4. Expect things to not always go smoothly.
There are going to be days when your cash flow is not exactly killing it, and your inventory is low, and your business partner is freaking out because of issues with your main supplier or a host of other minor and major catastrophes.
Sean Johnson is a partner at a venture fund Founder Equity and an innovation consulting firm Digital Intent. (Both businesses are based in Chicago and have the same partners.)
Johnson says that he and his partners trust each other implicitly at this point. But they also expect and know that they won't always get along.

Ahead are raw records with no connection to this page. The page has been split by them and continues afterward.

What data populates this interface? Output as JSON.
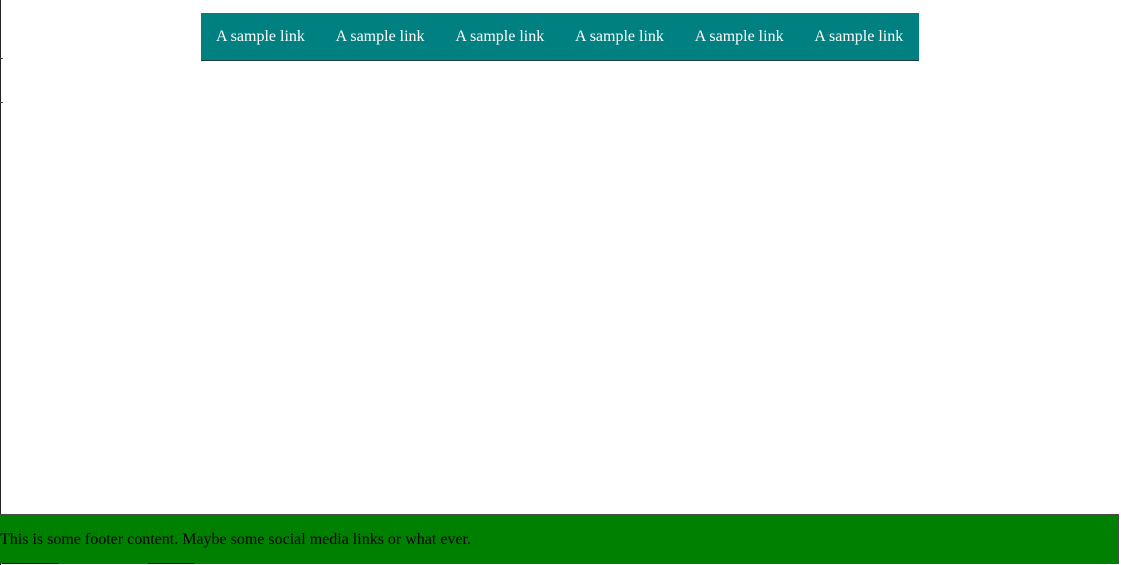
{
  "nav": {
    "links": [
      "A sample link",
      "A sample link",
      "A sample link",
      "A sample link",
      "A sample link",
      "A sample link"
    ]
  },
  "footer": {
    "text": "This is some footer content. Maybe some social media links or what ever."
  },
  "colors": {
    "nav_background": "#008080",
    "footer_background": "#008000",
    "link_text": "#ffffff"
  }
}
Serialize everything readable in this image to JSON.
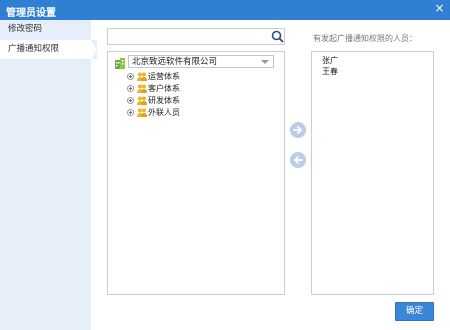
{
  "window": {
    "title": "管理员设置",
    "close_glyph": "×"
  },
  "sidebar": {
    "items": [
      {
        "label": "修改密码",
        "active": false
      },
      {
        "label": "广播通知权限",
        "active": true
      }
    ]
  },
  "search": {
    "value": "",
    "placeholder": "",
    "icon": "search-icon"
  },
  "org_tree": {
    "root_icon": "building-icon",
    "selected_org": "北京致远软件有限公司",
    "nodes": [
      {
        "label": "运营体系",
        "icon": "group-icon",
        "expandable": true
      },
      {
        "label": "客户体系",
        "icon": "group-icon",
        "expandable": true
      },
      {
        "label": "研发体系",
        "icon": "group-icon",
        "expandable": true
      },
      {
        "label": "外联人员",
        "icon": "group-icon",
        "expandable": true
      }
    ]
  },
  "transfer": {
    "add_icon": "arrow-right-icon",
    "remove_icon": "arrow-left-icon"
  },
  "recipients": {
    "title": "有发起广播通知权限的人员：",
    "people": [
      "张广",
      "王春"
    ]
  },
  "footer": {
    "ok_label": "确定"
  },
  "colors": {
    "titlebar": "#2f7fd2",
    "sidebar_bg": "#e6eef9",
    "button": "#3a86d8",
    "arrow_button": "#b8cde6",
    "group_icon": "#f0b428",
    "org_icon": "#6aa84f"
  }
}
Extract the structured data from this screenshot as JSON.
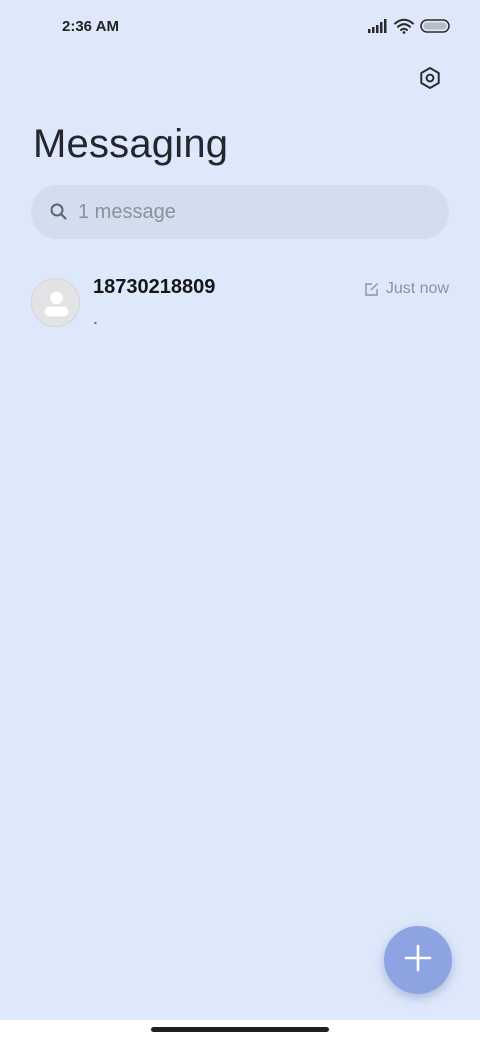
{
  "status_bar": {
    "time": "2:36 AM",
    "icons": [
      "signal-icon",
      "wifi-icon",
      "battery-icon"
    ]
  },
  "header": {
    "title": "Messaging",
    "settings_icon": "settings-icon"
  },
  "search": {
    "placeholder": "1 message",
    "value": ""
  },
  "conversations": [
    {
      "name": "18730218809",
      "snippet": ".",
      "timestamp": "Just now",
      "status_icon": "draft-icon",
      "avatar": "default-avatar-icon"
    }
  ],
  "fab": {
    "icon": "plus-icon",
    "color": "#8ea3e1"
  },
  "colors": {
    "background": "#dde8fb",
    "search_background": "#d3ddee",
    "secondary_text": "#8d939c"
  }
}
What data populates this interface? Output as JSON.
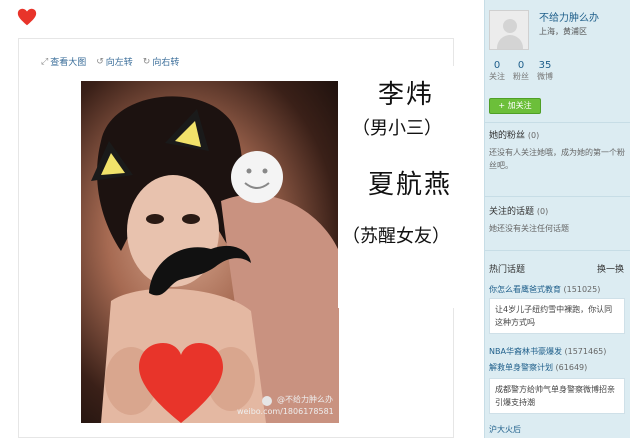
{
  "toolbar": {
    "view_large": "查看大图",
    "rotate_left": "向左转",
    "rotate_right": "向右转"
  },
  "photo": {
    "watermark_user": "@不给力肿么办",
    "watermark_url": "weibo.com/1806178581"
  },
  "caption": {
    "name1": "李炜",
    "role1": "（男小三）",
    "name2": "夏航燕",
    "role2": "（苏醒女友）"
  },
  "profile": {
    "username": "不给力肿么办",
    "location": "上海，黄浦区",
    "stats": [
      {
        "num": "0",
        "label": "关注"
      },
      {
        "num": "0",
        "label": "粉丝"
      },
      {
        "num": "35",
        "label": "微博"
      }
    ],
    "follow_button": "+ 加关注"
  },
  "fans": {
    "title": "她的粉丝",
    "count": "(0)",
    "text": "还没有人关注她哦，成为她的第一个粉丝吧。"
  },
  "topics_followed": {
    "title": "关注的话题",
    "count": "(0)",
    "text": "她还没有关注任何话题"
  },
  "hot_topics": {
    "title": "热门话题",
    "refresh": "换一换",
    "items": [
      {
        "label": "你怎么看鹰爸式教育",
        "count": "(151025)",
        "card": "让4岁儿子纽约雪中裸跑，你认同这种方式吗"
      },
      {
        "label": "NBA华裔林书豪爆发",
        "count": "(1571465)",
        "card": ""
      },
      {
        "label": "解救单身警察计划",
        "count": "(61649)",
        "card": "成都警方给帅气单身警察微博招亲引爆支持潮"
      },
      {
        "label": "沪大火后",
        "count": "",
        "card": ""
      }
    ]
  },
  "colors": {
    "sidebar_bg": "#dcecf2",
    "link": "#1f5f8b",
    "follow_btn": "#6cbf3a",
    "heart": "#e8342a"
  }
}
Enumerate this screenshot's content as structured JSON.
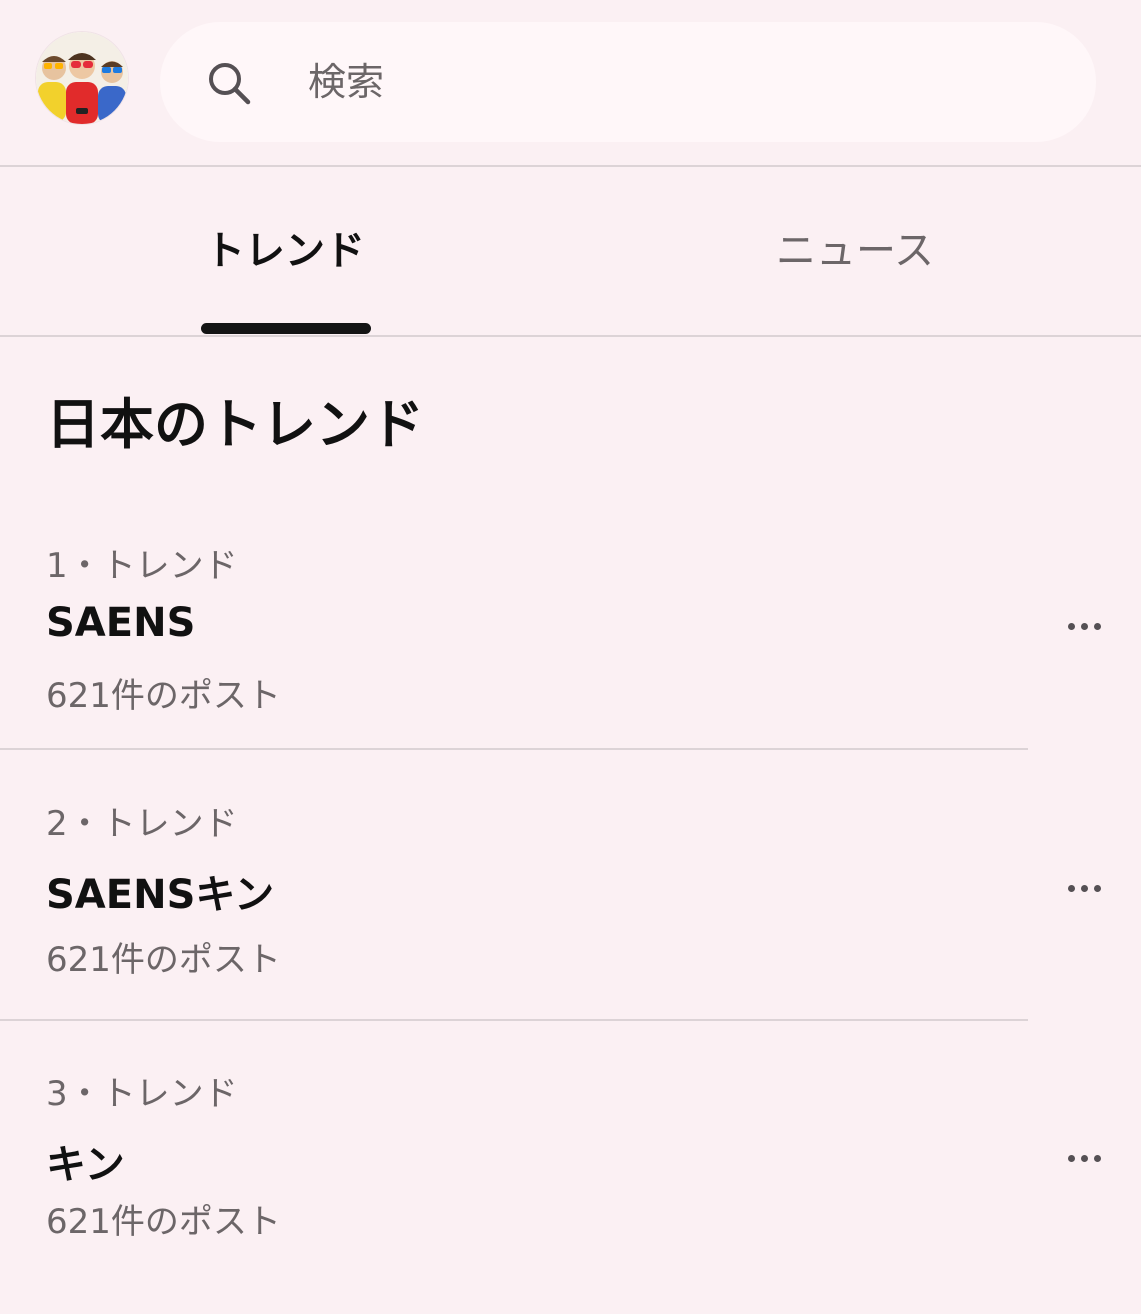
{
  "header": {
    "avatar": "profile-avatar",
    "search": {
      "placeholder": "検索",
      "value": ""
    }
  },
  "tabs": [
    {
      "label": "トレンド",
      "active": true
    },
    {
      "label": "ニュース",
      "active": false
    }
  ],
  "section": {
    "title": "日本のトレンド"
  },
  "trends": [
    {
      "meta": "1・トレンド",
      "name": "SAENS",
      "count": "621件のポスト"
    },
    {
      "meta": "2・トレンド",
      "name": "SAENSキン",
      "count": "621件のポスト"
    },
    {
      "meta": "3・トレンド",
      "name": "キン",
      "count": "621件のポスト"
    }
  ],
  "colors": {
    "background": "#fbf0f3",
    "search_background": "#fff7f9",
    "primary_text": "#111111",
    "secondary_text": "#6c6668",
    "divider": "#dcd3d6",
    "tab_indicator": "#141414"
  }
}
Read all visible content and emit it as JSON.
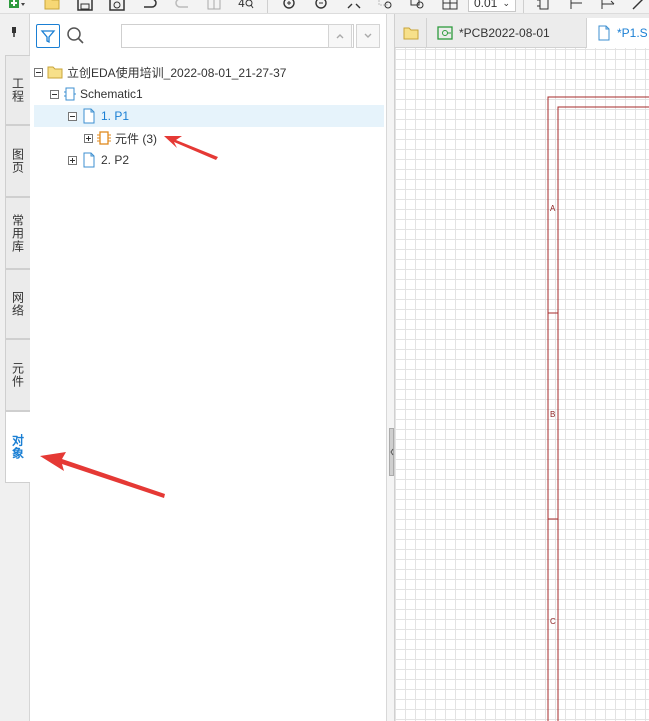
{
  "toolbar": {
    "zoom_value": "0.01",
    "icons": [
      "add-icon",
      "folder-icon",
      "save-icon",
      "save-all-icon",
      "undo-icon",
      "redo-icon",
      "grid-icon",
      "search-replace-icon",
      "zoom-in-icon",
      "zoom-out-icon",
      "fit-icon",
      "zoom-area-icon",
      "table-icon",
      "dropdown-icon",
      "component-icon",
      "align-icon",
      "line-icon"
    ]
  },
  "side_tabs": [
    {
      "label": "工程",
      "active": false
    },
    {
      "label": "图页",
      "active": false
    },
    {
      "label": "常用库",
      "active": false
    },
    {
      "label": "网络",
      "active": false
    },
    {
      "label": "元件",
      "active": false
    },
    {
      "label": "对象",
      "active": true
    }
  ],
  "panel": {
    "search_value": "",
    "tree": [
      {
        "label": "立创EDA使用培训_2022-08-01_21-27-37",
        "icon": "folder-icon",
        "level": 0
      },
      {
        "label": "Schematic1",
        "icon": "schematic-icon",
        "level": 1
      },
      {
        "label": "1. P1",
        "icon": "page-icon",
        "level": 2,
        "selected": true
      },
      {
        "label": "元件 (3)",
        "icon": "chip-icon",
        "level": 3
      },
      {
        "label": "2. P2",
        "icon": "page-icon",
        "level": 2
      }
    ]
  },
  "doc_tabs": [
    {
      "label": "",
      "icon": "folder-icon",
      "active": false
    },
    {
      "label": "*PCB2022-08-01",
      "icon": "pcb-icon",
      "active": false
    },
    {
      "label": "*P1.S",
      "icon": "page-icon",
      "active": true
    }
  ],
  "canvas": {
    "zone_labels": [
      "A",
      "B",
      "C"
    ],
    "frame_color": "#a52a2a",
    "grid_color": "#e3e3e3"
  },
  "colors": {
    "accent": "#1a7fd4",
    "annotation_arrow": "#e53935",
    "selection_bg": "#e6f3fb"
  }
}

“You're dealing with different people with different motives than your own. And odds are they are strong personalities who are used to getting their way. You partnered with them because of their expertise and what they can bring to the table. Constantly remind yourself of that," says Johnson.
That said, it is easier to disagree about issues like a problematic cash flow trend, working capital dwindling or a customer service mishap when you're all friends, Johnson says—or at least friendly.
If it's practical, Johnson advises anyone who works with business partners, whether they're inside or outside your office, to "spend time outside of work with them. Assume the best as a default. Care about them personally. I think you'll make better decisions as a result."